PostPosted: Thu Apr 28, 2011 7:39 am
by bdub
put that code in a text file and rename the text file to have ".reg" at the end. then double click the reg file and it'll insert it. you should backup entire registry before you do this.

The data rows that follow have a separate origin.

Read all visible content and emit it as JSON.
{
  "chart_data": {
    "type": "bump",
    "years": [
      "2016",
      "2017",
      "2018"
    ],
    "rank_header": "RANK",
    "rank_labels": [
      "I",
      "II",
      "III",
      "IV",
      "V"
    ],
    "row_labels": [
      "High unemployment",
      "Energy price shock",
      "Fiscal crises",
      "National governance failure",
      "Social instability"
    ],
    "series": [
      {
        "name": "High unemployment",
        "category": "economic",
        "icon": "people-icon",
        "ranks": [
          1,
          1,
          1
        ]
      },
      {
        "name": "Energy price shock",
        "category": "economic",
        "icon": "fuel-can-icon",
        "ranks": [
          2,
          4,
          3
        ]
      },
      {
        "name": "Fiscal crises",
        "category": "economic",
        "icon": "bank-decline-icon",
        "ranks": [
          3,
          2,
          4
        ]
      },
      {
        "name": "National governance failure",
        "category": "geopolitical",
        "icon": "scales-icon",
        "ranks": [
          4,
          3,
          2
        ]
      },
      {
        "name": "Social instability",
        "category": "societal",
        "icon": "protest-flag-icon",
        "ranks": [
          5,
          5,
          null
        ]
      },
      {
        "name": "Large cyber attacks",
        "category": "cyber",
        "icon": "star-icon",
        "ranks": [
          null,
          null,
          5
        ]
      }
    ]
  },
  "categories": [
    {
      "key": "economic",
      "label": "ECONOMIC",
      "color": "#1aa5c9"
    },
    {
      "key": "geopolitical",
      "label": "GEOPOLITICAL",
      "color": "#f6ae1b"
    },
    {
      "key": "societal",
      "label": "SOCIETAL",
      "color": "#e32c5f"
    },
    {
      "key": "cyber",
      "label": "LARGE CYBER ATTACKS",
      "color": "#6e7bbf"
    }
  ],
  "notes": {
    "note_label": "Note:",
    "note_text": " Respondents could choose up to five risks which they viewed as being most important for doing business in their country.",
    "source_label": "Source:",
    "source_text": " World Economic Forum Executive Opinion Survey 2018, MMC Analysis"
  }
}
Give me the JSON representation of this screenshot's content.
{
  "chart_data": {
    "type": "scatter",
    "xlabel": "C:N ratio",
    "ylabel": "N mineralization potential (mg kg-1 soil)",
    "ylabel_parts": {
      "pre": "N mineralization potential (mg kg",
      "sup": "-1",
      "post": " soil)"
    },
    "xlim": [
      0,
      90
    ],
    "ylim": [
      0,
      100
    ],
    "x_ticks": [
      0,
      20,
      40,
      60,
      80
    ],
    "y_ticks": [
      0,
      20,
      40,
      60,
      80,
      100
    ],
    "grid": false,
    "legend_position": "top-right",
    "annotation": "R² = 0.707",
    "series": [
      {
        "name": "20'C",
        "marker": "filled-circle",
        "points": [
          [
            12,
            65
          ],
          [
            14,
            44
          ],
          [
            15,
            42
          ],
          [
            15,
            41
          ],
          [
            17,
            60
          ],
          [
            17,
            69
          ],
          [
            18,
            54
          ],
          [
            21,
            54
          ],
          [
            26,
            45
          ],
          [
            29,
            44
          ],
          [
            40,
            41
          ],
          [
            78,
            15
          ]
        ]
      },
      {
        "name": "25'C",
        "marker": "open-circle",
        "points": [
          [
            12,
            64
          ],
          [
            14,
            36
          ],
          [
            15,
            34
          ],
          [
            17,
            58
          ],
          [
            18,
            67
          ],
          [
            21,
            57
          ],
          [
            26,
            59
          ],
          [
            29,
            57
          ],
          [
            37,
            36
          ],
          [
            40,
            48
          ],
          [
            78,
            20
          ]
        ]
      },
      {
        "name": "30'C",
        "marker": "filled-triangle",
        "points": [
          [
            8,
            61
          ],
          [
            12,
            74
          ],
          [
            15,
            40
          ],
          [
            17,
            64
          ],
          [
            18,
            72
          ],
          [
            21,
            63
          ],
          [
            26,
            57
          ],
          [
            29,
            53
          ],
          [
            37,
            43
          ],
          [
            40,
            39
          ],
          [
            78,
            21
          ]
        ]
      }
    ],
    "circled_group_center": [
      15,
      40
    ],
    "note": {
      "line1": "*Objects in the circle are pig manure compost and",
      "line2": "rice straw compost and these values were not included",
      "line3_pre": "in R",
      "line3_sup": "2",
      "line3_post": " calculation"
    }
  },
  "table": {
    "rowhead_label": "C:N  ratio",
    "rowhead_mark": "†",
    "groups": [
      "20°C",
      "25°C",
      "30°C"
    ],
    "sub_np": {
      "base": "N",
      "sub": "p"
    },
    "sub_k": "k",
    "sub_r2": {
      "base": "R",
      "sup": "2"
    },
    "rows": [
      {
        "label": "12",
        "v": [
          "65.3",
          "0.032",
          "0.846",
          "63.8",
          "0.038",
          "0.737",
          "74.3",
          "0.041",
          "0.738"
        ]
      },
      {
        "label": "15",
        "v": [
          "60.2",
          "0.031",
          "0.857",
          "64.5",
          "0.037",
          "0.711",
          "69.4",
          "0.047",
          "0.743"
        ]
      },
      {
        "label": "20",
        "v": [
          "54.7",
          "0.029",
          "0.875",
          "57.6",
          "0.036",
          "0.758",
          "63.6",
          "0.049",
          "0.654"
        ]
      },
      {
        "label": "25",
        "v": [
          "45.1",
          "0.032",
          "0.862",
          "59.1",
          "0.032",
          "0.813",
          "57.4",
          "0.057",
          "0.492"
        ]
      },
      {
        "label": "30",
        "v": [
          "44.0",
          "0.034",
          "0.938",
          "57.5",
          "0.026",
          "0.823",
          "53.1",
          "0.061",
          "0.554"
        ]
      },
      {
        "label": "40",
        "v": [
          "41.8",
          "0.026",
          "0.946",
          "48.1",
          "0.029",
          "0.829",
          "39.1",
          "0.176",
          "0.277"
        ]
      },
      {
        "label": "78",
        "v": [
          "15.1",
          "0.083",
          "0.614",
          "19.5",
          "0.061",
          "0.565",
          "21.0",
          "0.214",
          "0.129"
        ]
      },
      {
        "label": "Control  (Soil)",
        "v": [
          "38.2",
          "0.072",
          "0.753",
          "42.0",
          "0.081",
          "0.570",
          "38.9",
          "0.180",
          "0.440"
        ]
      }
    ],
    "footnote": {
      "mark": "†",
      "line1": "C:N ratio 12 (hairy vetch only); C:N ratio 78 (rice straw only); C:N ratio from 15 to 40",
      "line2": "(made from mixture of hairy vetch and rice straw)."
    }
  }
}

i was just wondering if bit defender was turned off because MSE turned it off, and i was also wondering if MSE was intact. MSE wouls be better to have on that system than not. i don't like AVG much, but i think it'd be ok to run the two together.